Key Study Limitation
The study fails to take junk food and soft drink consumption into account, something Dumuid says would be more representative of the participants who engage in vigorous exercise. Fast food data was not available in the massive sample size, according to Ding.
But she wants people to know her study isn’t meant to depress those who struggle with a healthy diet or exercise routine.“Independent of each other, both diet and physical activity are critical to health and longevity,” Ding says. “One should not feel that if they cannot have a healthy diet they should give up on physical activity as well and vice versa. However, if possible, try to do both things right.”
A Growing U.S. Problem
This study resonates with Americans in efforts to fix a growing health crisis of weight-related issues and inactivity. In 2019, only 12.3 percent of U.S. adults met their recommended fruit intake while 10 percent met the recommended veggie intake, according to a CDC study. New guidelines say adults should consume 1.5 to 2 cups of fruit and 2 to 3 cups of vegetables daily.
As for exercise, 1 in 5 adults in all but four states (Washington, Utah, Colorado, and Vermont) are inactive, according to a 2022 CDC press release.

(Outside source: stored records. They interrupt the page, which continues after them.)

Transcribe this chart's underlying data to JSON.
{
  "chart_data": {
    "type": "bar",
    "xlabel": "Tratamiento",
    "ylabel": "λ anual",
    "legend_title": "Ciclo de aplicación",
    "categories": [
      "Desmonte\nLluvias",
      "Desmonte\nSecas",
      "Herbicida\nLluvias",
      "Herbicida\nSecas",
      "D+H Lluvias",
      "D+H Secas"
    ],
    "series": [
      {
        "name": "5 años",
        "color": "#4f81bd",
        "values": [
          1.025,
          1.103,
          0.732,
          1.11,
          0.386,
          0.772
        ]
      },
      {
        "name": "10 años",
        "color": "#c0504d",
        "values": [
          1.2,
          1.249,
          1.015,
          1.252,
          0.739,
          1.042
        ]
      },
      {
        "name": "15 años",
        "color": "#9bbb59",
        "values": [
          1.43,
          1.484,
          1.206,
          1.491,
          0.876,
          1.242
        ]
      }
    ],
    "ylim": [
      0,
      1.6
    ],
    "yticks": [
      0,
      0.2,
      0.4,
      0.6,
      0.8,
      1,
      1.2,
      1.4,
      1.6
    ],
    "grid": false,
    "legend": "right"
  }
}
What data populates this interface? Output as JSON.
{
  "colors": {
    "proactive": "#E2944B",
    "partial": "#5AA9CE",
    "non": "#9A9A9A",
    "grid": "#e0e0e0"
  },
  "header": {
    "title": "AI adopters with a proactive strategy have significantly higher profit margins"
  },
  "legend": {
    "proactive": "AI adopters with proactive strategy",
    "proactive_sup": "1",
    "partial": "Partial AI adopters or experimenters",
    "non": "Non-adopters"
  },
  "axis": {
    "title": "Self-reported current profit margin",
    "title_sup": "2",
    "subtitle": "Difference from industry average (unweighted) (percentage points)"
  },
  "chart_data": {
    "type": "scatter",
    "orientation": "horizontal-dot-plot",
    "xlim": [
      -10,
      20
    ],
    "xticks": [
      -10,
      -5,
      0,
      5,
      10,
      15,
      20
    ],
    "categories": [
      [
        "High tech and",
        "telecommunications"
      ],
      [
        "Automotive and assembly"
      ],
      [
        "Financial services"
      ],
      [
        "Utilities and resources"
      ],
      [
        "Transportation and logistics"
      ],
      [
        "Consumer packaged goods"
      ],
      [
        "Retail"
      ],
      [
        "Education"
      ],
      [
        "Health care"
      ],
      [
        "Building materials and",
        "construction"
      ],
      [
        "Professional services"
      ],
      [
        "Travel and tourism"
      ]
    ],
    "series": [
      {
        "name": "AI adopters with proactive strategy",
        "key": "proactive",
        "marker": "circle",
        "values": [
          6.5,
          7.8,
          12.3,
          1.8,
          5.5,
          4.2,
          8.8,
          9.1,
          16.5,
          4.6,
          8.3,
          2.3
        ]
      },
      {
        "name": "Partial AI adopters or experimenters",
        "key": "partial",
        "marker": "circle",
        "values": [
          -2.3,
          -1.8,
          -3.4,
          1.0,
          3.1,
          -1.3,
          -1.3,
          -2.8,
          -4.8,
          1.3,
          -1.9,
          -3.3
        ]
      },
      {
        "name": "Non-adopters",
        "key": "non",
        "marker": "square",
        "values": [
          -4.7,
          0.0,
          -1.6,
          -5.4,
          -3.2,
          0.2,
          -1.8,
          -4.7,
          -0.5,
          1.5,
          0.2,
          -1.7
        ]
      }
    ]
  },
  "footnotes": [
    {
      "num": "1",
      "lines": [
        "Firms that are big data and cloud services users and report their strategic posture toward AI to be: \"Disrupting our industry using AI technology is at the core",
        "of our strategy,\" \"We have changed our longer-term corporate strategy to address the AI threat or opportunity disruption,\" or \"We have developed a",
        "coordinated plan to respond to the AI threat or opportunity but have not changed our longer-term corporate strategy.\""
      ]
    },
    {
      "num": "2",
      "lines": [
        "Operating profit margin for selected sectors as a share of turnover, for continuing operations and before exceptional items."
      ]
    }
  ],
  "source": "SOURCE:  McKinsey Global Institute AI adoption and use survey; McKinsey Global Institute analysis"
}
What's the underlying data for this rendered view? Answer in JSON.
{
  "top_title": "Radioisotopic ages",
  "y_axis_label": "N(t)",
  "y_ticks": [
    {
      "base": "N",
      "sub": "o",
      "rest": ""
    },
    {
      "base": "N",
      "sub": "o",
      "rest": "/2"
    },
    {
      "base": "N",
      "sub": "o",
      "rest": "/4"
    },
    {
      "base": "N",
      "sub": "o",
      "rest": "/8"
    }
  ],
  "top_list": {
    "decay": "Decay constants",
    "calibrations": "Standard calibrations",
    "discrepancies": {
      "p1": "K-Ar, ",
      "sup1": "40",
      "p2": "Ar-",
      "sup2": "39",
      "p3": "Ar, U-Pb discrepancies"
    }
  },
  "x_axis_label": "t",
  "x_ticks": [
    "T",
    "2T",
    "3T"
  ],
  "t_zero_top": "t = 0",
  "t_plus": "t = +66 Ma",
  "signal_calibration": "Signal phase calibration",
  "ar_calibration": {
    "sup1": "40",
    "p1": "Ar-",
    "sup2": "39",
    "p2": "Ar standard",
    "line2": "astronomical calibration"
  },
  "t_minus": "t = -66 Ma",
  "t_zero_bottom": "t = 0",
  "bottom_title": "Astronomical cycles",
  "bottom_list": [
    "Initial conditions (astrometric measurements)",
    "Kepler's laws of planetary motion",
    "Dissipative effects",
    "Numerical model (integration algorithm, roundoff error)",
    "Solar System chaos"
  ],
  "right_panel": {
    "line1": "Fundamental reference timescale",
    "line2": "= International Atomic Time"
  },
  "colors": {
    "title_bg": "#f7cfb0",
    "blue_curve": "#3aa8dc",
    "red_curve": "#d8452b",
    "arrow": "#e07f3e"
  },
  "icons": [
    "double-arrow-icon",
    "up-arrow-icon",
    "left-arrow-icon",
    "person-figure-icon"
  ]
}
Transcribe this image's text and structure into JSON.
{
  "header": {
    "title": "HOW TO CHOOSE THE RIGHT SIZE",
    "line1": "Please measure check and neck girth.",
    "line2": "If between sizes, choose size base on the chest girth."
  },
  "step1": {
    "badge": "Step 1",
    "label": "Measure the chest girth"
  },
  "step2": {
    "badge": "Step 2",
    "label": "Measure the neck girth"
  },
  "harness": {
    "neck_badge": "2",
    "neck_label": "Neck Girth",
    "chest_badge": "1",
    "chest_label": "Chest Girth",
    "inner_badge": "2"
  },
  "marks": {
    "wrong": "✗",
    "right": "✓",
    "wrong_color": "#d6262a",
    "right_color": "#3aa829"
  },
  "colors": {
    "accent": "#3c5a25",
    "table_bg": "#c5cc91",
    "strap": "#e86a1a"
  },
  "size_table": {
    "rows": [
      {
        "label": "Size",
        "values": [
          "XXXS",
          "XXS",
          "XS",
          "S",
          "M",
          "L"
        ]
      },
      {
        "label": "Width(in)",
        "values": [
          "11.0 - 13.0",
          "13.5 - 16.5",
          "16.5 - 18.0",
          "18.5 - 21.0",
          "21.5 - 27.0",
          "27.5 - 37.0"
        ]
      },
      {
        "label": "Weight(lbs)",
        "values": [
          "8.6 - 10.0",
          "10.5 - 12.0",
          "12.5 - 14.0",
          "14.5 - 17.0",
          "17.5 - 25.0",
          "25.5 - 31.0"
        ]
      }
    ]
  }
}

Inactivity is defined as no physical activity (running, walking, gardening, etc.) outside of work.
“Getting enough physical activity could prevent 1 in 10 premature deaths,” says Ruth Peterson, MD, Director of CDC’s Division of Nutrition, Physical Activity, and Obesity, per the press release. “Too many people are missing out on the health benefits of physical activity such as improved sleep, reduced blood pressure and anxiety, lowered risk for heart disease, several cancers, and dementia (including Alzheimer’s disease).”